Coming to the example of monetizing roads, the government can transfer the rights to collect toll money to a private entity. Similarly, rights to collect fees when visiting a stadium can be transferred to a private entity. However, everything has to be for a limited period. 

An agreement will be signed stating the toll fee, the period during which the rights will remain with the third party, and any other details. In return of these assets, the private entity may be asked to commit cash upfront. This will give the government some much-needed cash-flow and will relieve them of all obligations to maintain these assets.

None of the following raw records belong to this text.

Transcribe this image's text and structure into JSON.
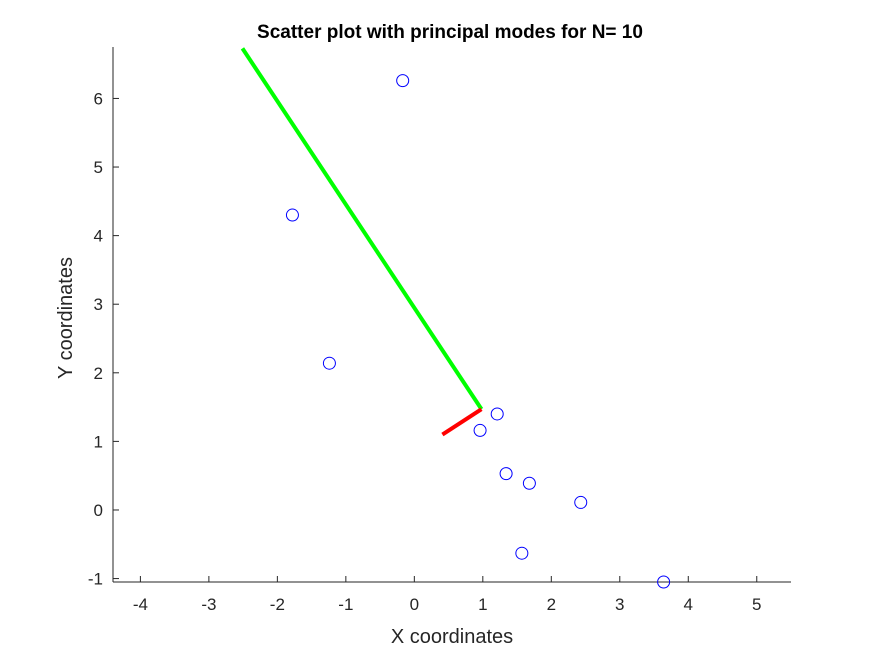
{
  "chart_data": {
    "type": "scatter",
    "title": "Scatter plot with principal modes for N= 10",
    "xlabel": "X coordinates",
    "ylabel": "Y coordinates",
    "xlim": [
      -4.4,
      5.5
    ],
    "ylim": [
      -1.05,
      6.75
    ],
    "xticks": [
      -4,
      -3,
      -2,
      -1,
      0,
      1,
      2,
      3,
      4,
      5
    ],
    "yticks": [
      -1,
      0,
      1,
      2,
      3,
      4,
      5,
      6
    ],
    "grid": false,
    "box": false,
    "points": {
      "x": [
        -0.17,
        -1.78,
        -1.24,
        1.21,
        0.96,
        1.34,
        1.68,
        2.43,
        1.57,
        3.64
      ],
      "y": [
        6.26,
        4.3,
        2.14,
        1.4,
        1.16,
        0.53,
        0.39,
        0.11,
        -0.63,
        -1.05
      ],
      "marker": "circle",
      "color": "#0000ff"
    },
    "modes": [
      {
        "color": "#00ff00",
        "x": [
          0.98,
          -2.51
        ],
        "y": [
          1.47,
          6.73
        ]
      },
      {
        "color": "#ff0000",
        "x": [
          0.98,
          0.41
        ],
        "y": [
          1.47,
          1.1
        ]
      }
    ]
  }
}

Also, a significant chunk of the amount collected by monetizing the assets is expected to be ‘recycled’ back into new infrastructure projects. This will create more demand and more jobs thus reviving the economy.

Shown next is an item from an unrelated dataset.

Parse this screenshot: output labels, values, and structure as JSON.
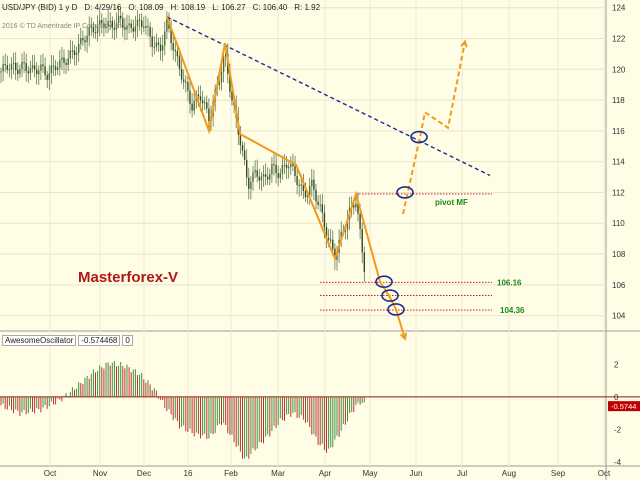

Under this scheme, 15 railway stations, 25 airports, 160 coal mining projects will be put up for asset monetization.

The other assets that the government plans on selling besides roads are the power transmission assets and InvITs. 

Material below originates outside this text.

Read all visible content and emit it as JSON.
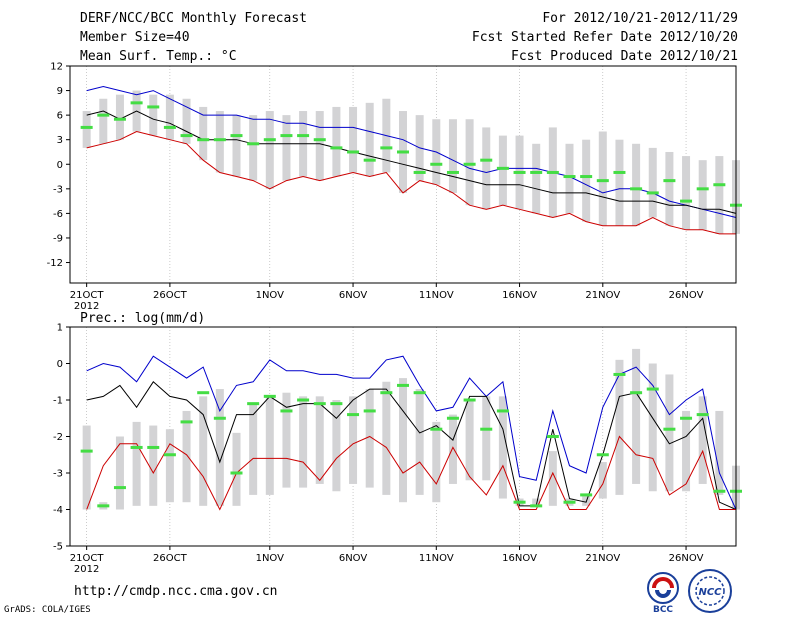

The government plans on putting all the power transmission assets in a trust and then selling units of that trust to potential investors. The investor can invest in one of these units and get a dividend at the end of every year. The government in the meantime receives money upfront creating a win-win situation for all parties.

The government also hosts land parcels, guest houses, and other real estate assets that could potentially be used for monetization. 

Out of so many available options, the government needs to identify which ones are the most valuable to get more money. 

If things goes as per plan, the government could raise as much as ₹1.6 lakh crore from road assets, ₹1.5 lakh crore from railway assets, ₹1 lakh crore from power sector assets, and about ₹50,000 crores each from gas pipelines and telecommunication assets.

This will help a lot in improving finances of the government and probably reviving the economy too if that money is put to a good use.